Target audience: All of Us Research Program data are widely available to health researchers. The allofus R package is aimed at a wide range of researchers who wish to conduct complex analyses using best practices for reproducibility and transparency, and who have a range of experience using R. Because the All of Us data are transformed into the Observational Medical Outcomes Partnership Common Data Model (OMOP CDM), researchers familiar with existing OMOP CDM tools or who wish to conduct network studies in conjunction with other OMOP CDM data will also find value in the package.
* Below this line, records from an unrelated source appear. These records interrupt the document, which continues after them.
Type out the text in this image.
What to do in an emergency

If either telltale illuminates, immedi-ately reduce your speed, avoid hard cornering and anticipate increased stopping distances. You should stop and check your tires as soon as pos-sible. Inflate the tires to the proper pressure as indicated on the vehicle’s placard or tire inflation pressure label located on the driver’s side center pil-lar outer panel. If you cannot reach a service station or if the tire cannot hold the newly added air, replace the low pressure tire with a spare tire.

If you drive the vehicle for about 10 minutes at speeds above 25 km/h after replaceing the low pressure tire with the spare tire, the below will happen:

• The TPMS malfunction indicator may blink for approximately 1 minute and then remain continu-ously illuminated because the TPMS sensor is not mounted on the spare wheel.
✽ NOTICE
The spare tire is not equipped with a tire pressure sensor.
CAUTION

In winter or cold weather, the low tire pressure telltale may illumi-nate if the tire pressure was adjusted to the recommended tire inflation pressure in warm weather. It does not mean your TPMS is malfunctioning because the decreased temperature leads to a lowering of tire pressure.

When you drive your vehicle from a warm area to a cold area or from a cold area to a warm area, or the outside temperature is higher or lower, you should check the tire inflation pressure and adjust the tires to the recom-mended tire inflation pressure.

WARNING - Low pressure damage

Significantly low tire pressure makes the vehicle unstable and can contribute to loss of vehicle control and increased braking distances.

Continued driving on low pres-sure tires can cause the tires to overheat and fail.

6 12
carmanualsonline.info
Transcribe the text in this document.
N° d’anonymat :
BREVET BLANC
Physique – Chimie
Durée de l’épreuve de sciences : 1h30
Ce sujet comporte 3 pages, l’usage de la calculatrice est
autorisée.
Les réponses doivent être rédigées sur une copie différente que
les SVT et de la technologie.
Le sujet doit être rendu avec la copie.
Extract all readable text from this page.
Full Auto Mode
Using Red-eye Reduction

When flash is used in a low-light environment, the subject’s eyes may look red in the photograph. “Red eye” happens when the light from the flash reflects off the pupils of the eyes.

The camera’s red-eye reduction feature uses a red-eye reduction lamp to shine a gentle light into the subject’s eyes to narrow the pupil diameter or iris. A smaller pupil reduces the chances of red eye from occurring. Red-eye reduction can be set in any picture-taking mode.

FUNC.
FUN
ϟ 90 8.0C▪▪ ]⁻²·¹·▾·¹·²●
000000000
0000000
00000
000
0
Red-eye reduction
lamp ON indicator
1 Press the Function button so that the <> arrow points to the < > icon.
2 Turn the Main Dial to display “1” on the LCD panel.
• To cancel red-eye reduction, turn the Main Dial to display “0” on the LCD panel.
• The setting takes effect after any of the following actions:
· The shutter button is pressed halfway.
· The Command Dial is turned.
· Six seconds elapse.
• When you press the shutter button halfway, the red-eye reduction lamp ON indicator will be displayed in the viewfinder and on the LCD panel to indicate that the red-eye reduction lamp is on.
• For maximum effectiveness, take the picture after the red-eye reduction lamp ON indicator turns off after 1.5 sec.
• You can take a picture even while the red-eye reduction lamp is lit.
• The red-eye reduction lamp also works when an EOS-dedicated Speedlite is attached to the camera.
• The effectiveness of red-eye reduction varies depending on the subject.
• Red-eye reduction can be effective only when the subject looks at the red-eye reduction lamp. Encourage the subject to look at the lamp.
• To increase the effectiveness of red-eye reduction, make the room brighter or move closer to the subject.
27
Scope: We developed an initial set of functions that solve problems we experienced across survey and electronic health record data in our own research and in mentoring student projects. The package will continue to grow and develop with the All of Us Research Program. The allofus R package can help build community research capacity by increasing access to the All of Us Research Program data, the efficiency of its use, and the rigor and reproducibility of the resulting research.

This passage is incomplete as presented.